Double writing problem introduction

Dual Write Problem refers to a scenario where two independent systems, such as Database and Kafka, need to be modified at the same time. For example, Database and cache, how to ensure data consistency between the two systems?

Taking common scenarios like Database and Kafka as examples, we can do this in several ways:

  1. Write to Database and Kafka concurrently
  2. Write Kafka first, then Database
  3. Write Database first, then Kafka

Write to Database and Kafka concurrently

In this case, distributed transactions are required to support strong consistency, otherwise inconsistencies can be complicated, and neither Database nor Kafka may have complete data.

Write Kafka first, then Database

Write Kafka first, then return client success, then subscribe Kafka message into the Database, to achieve the final consistency. However, this asynchronization leads to DB data update delay, which affects some scenarios requiring strong consistent read. For example, the bill was written successfully, but the customer could not see it immediately; Another example is the real-time attribution scenario, Flink real-time consumption Kafka, in the transaction event after the inverse check DB attribution, but the key data may not be in the database at this time.

Write Database first, then Kafka

Write the Database and Kafka to the client in sequence. If the Database succeeds and Kafka fails, the first write latency increases.

DB->Binlog->Kafka: write to Database, return client success, subscribe to Binlog write to Kafka, subscribe downstream Kafka consumption. Achieve final consistency while ensuring strong consistent reads on the Database.

Make decisions based on business scenarios

Above we introduced three solutions to the double writing problem, each adapted to a different scenario.

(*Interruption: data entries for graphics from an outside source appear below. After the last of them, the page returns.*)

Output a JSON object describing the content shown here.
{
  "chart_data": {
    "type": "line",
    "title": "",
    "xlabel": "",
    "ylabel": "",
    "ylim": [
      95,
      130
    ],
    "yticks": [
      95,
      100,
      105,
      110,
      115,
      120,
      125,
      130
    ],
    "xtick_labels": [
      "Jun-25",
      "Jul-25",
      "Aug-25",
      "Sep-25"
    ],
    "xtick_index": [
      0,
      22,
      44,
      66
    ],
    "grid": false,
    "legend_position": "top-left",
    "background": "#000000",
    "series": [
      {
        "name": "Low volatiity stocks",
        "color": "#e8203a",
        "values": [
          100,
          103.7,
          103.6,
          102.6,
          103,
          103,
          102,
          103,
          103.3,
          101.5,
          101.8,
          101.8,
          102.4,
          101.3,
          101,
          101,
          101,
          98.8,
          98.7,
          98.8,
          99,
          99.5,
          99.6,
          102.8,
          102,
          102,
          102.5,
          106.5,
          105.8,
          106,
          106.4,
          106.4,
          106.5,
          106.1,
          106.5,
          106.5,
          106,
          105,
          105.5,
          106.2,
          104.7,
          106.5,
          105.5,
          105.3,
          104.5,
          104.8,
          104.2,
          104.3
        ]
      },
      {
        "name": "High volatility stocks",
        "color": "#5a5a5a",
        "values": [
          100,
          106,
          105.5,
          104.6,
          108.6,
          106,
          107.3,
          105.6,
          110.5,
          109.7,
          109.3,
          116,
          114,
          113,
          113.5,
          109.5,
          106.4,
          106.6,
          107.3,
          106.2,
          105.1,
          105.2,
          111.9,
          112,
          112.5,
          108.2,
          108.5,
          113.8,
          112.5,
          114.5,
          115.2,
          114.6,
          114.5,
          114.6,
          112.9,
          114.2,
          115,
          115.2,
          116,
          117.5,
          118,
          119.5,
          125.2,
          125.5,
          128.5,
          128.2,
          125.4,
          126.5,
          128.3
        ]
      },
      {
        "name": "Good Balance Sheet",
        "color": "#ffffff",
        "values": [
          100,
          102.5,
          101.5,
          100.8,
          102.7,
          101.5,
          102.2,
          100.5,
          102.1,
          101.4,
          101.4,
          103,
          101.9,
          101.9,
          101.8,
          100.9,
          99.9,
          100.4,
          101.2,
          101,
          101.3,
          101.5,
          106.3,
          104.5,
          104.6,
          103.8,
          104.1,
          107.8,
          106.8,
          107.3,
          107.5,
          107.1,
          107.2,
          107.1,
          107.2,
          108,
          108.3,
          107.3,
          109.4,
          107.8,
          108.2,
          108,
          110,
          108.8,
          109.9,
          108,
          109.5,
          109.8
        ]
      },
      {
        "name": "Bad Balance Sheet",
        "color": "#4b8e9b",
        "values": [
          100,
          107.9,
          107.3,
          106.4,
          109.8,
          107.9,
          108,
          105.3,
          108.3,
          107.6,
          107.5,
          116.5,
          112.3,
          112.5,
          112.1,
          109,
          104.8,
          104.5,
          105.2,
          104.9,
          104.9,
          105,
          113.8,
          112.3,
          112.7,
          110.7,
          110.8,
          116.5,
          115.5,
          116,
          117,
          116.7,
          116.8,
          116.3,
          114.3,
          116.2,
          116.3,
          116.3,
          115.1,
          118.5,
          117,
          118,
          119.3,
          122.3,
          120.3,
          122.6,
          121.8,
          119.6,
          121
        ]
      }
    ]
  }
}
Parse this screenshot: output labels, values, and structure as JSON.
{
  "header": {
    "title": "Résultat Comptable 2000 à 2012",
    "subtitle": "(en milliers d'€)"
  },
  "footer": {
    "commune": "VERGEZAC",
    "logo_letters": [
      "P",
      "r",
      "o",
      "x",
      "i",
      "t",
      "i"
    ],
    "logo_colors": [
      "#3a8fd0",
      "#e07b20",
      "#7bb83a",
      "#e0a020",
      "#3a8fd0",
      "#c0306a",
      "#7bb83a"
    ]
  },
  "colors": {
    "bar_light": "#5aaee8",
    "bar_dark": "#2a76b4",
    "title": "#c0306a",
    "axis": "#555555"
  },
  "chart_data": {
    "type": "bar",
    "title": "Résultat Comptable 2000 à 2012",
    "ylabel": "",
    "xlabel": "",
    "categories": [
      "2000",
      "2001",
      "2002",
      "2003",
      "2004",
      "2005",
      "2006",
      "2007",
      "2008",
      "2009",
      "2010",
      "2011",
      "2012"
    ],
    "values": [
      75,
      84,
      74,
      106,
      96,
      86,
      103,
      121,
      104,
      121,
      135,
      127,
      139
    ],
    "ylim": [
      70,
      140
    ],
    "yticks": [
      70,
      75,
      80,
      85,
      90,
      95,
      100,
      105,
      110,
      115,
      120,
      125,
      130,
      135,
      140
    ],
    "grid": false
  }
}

  1. If the business requires a strong consistent experience across the board, then we should choose distributed transactions.
  2. If the business prefers a holistic final consistency experience, we choose MQ as the first entry point for final consistency.
  3. If different services have different consistency experience requirements, we choose strong consistent read and write DB, and use DB binlog to achieve the final consistency of downstream services.

Introduction to Lindorm Data Subscription

The Lindorm data subscription is an upgrade to the “DB->Binlog->Kakfa” scheme.

The cloud native multi-model database Lindorm data subscription function supports every data change of any table, and can view data change records in real-time and orderly on the client. When a table is subscribed to, its operations to change data are stored. To ensure that the order of data consumption is the same as that of data writing, the data subscription function provides primary key level order preservation. Update operations on the same primary key are stored and consumed in the same update order. Each time an add, delete, or modify operation is performed on the Lindorm table, the data subscription generates a Stream Record key-value pair, whose key is the primary key of the row and whose value is the details of the operation (pre-operation value, post-operation value, timestamp, operation type).

To summarize the features of Lindorm data subscription:

  1. Real-time subscription
  2. 100% compatible with Kafka clients
  3. The Key level is sequential

The original link

This article is the original content of Aliyun and shall not be reproduced without permission.